Extreme weather events appear to be more common than they once were. This year has already delivered several major disasters to the country. California has been deluged by one atmospheric river after the other, and the South has been wracked by a series of tornado outbreaks. Whether this year’s weather disasters will beat last year’s near-record-setting disasters is still unknown, but an El Niño will likely play a major role in this year’s weather.
According to the National Farm Bureau Federation, 18 weather disasters, each with damages exceeding $1 billion, occurred across the United States last year. The National Oceanic and Atmospheric Administration reported that last year’s weather disasters caused an estimated $165 billion in total economic losses, surpassing 2021 as the third-costliest disaster year on record. Total crop and rangeland losses exceeded $21.4 billion, accounting for nearly 8% of the total economic impact.
And now, NOAA said El Niño, could arrive much earlier than previously expected. While not a weather disaster, El Niño, definitely can change weather patterns. During an El Niño weather phenomenon, temperatures in the Pacific Ocean rise off the coast of South America, shifting the jet stream and fundamentally impacting weather around the globe, said Monica Ganley, analyst with the Daily Dairy Reportand principal of Quarterra, an agricultural consulting firm in Buenos Aries. NOAA now gives a more than 60% likelihood that El Niño will take hold sometime before July and persist through the end of the year. But El Nino’s impacts won’t all be negative, Ganley said.
“El Niño typically brings warm, dry conditions to the northern United States as well as to the Midwest, while the southern United States typically experiences above-average rainfall,” Ganley said. “The impacts of an El Niño are incredibly nuanced, but in years when the weather has transitioned from a La Niña in winter to an El Niño in summer, U.S. corn production has benefitted. The cooler temperatures that accompany this transition have typically boosted corn yields, and in many cases resulted in record productivity.”

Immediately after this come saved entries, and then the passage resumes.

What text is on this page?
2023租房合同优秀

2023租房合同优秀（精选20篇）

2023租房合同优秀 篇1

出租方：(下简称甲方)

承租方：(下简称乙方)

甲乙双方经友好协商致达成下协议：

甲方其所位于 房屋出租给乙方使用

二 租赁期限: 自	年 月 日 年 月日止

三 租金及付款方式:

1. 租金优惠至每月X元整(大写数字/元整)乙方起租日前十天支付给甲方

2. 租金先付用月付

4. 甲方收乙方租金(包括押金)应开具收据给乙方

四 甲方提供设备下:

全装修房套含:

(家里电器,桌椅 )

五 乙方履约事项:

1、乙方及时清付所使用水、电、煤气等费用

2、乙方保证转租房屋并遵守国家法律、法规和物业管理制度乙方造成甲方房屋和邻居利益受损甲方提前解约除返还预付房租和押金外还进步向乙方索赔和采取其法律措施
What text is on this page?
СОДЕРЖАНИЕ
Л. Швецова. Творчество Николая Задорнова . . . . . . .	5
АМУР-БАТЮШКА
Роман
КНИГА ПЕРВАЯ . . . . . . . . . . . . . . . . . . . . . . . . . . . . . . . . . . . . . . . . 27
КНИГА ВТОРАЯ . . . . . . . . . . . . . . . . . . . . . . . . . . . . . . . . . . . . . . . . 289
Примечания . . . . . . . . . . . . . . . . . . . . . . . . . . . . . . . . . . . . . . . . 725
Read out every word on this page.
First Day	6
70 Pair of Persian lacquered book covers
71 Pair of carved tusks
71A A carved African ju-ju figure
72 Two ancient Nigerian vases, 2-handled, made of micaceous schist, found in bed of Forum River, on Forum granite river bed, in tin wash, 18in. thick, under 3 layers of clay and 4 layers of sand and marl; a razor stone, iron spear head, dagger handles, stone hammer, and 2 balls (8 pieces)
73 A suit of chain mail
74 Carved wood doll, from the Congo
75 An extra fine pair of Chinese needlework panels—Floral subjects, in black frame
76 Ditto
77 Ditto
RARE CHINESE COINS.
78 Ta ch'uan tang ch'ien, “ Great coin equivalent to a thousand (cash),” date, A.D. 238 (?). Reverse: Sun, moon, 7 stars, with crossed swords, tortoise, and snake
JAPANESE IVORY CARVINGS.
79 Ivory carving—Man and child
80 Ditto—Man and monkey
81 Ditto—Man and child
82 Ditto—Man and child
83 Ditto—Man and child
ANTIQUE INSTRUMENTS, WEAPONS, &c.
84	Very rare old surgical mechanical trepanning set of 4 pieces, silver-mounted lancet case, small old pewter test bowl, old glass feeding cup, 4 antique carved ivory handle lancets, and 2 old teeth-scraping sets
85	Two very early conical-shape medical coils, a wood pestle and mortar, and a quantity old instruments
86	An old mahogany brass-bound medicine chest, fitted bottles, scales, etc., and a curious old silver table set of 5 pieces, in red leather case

Combined with the increase in acres that U.S. farmers are expected to plant to corn this year, Ganley said that the pending El Niño raises the odds that this year’s corn crop will be very large. And that could help offset shortfalls expected elsewhere and ultimately reduce upward pressure on feed prices for dairy producers, she added.
“While U.S. corn production could benefit from El Niño, impacts are more varied south of the equator,” Ganley noted. “An El Niño typically brings wet weather to swaths of South America, and while this season’s corn harvest has already begun, it could result in planting delays as wet weather prohibits machinery from entering fields next spring. Excessive precipitation brought about by El Niño can also cause flooding and wash out roads, undermining milk production in South America.”
Meanwhile, in Oceania, El Niño typically causes dry weather in Australia and on New Zealand’s North Island, while above-average rainfall is more likely on New Zealand’s South Island, all of which could bring negative consequences for milk production. Australia is coming out of a three-year wet period after experiencing years of dry conditions and severe drought that along with deregulation has devastated the continent’s dairy industry. And New Zealand’s milk production for the current season has been lackluster.